- Regulators Propose to Change Regulatory Capital Treatment of Goodwill
- October 1, 2008
- Law Firm: Kilpatrick Stockton LLP - Atlanta Office
The Office of the Comptroller of the Currency, the Federal Reserve Board, the Federal Deposit Insurance Corporation and the Office of Thrift Supervision (the “agencies”) have jointly issued for comment a proposed rule that would revise the treatment of goodwill under the existing regulatory capital rules. The proposed change would effectively reduce the amount of goodwill that certain banks, savings associations and bank holding companies must deduct from tier 1 (core) capital.
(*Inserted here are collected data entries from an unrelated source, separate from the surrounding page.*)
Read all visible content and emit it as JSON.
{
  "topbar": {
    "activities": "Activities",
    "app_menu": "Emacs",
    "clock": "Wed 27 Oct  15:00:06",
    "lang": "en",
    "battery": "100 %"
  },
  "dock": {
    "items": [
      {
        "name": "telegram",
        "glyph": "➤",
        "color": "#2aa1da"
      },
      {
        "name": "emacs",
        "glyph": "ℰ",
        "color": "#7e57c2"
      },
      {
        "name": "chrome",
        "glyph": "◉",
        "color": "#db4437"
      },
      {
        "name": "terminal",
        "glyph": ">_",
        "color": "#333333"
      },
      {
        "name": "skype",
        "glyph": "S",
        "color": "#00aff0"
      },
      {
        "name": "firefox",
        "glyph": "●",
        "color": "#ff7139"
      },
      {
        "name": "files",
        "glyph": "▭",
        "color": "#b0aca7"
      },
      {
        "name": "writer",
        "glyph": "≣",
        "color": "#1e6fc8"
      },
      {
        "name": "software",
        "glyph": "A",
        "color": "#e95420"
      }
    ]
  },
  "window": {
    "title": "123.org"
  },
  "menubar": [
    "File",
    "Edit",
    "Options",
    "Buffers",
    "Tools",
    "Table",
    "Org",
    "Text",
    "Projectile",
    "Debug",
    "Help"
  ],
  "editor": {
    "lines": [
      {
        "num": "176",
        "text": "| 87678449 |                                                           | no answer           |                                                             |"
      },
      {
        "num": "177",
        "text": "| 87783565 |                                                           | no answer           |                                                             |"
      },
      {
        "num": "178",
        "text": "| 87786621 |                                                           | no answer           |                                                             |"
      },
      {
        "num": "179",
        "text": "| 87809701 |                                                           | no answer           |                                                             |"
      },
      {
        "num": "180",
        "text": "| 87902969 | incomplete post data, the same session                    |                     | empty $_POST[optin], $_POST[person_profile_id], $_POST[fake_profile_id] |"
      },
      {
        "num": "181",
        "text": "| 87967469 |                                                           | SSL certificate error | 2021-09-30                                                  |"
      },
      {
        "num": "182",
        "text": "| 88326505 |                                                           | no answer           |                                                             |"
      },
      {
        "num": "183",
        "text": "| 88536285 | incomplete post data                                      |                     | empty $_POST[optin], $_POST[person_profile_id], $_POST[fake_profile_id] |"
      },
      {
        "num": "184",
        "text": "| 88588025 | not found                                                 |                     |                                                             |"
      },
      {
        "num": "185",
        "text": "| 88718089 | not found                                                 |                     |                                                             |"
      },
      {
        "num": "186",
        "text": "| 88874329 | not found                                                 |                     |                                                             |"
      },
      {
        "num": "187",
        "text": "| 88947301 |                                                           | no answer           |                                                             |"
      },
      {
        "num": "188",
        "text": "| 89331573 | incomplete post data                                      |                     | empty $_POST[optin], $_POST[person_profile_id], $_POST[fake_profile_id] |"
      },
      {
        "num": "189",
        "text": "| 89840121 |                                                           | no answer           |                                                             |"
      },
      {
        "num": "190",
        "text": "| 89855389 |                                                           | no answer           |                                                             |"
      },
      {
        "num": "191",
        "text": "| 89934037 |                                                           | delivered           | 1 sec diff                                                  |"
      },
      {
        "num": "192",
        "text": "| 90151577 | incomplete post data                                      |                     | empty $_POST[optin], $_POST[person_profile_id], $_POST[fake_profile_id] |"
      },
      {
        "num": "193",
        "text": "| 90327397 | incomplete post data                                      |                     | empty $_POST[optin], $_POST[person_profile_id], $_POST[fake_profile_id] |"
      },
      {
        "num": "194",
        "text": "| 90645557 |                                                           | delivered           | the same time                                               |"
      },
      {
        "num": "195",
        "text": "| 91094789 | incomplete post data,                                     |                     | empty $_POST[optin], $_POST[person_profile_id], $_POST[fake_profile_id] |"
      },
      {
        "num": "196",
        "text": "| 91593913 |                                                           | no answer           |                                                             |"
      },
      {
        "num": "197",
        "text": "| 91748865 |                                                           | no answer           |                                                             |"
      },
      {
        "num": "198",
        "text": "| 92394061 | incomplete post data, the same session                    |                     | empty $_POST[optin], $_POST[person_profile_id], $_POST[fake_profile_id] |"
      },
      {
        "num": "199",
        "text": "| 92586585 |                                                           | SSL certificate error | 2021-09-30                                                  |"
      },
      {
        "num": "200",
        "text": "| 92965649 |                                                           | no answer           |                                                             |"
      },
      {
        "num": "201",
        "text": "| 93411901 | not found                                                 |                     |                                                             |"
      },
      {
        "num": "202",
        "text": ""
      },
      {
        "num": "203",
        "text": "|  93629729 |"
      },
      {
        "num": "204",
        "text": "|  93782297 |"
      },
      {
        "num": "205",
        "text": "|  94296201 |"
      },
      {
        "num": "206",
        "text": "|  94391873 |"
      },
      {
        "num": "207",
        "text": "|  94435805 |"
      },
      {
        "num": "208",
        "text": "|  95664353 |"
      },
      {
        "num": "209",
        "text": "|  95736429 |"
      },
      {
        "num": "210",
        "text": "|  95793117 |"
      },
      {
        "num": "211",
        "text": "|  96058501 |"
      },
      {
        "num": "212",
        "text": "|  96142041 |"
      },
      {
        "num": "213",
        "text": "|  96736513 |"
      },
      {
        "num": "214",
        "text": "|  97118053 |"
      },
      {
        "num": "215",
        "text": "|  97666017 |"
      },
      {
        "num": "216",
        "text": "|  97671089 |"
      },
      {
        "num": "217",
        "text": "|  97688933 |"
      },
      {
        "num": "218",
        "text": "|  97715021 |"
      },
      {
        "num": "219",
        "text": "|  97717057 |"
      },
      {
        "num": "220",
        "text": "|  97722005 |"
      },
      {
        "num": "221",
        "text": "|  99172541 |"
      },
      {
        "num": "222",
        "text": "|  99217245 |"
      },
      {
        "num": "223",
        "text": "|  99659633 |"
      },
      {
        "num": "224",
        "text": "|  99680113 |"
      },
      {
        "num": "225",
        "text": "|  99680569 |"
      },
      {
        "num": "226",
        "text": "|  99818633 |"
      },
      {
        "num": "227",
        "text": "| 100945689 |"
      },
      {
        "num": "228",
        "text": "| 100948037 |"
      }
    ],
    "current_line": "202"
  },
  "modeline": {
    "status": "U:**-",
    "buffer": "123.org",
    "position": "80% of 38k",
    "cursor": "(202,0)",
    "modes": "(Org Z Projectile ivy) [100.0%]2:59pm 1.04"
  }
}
Under the existing regulatory capital rules, the associated deferred tax liability against certain assets that are required to be deducted from capital may be netted against the asset prior to deduction. Such assets include certain intangible assets arising from nontaxable business combinations. However, the existing rules do not permit netting for goodwill and other intangible assets arising from taxable business combinations.
The agencies are proposing to permit the amount of goodwill arising from a taxable business combination that must be deducted from tier 1 capital to be reduced by any associated deferred tax liability. That would increase an affected organization’s tier 1 capital. The agencies have concluded that such treatment would appropriately reflect the organization’s maximum exposure to loss if the goodwill becomes impaired or derecognized under GAAP. However, an organization that reduces the amount of goodwill deducted from tier 1 capital by the amount of the associated deferred tax liability would not be permitted to net this deferred tax liability against deferred tax assets when determining regulatory capital limits on deferred tax assets.
The agencies indicated that they are considering whether they should extend the proposed treatment for goodwill to other intangible assets acquired in a taxable business combination that are not deductible from tier 1 capital net of associated tax liabilities and comment is also requested on that possibility.
The proposed rule is subject to a 30 day comment period from the date of publication in the Federal Register.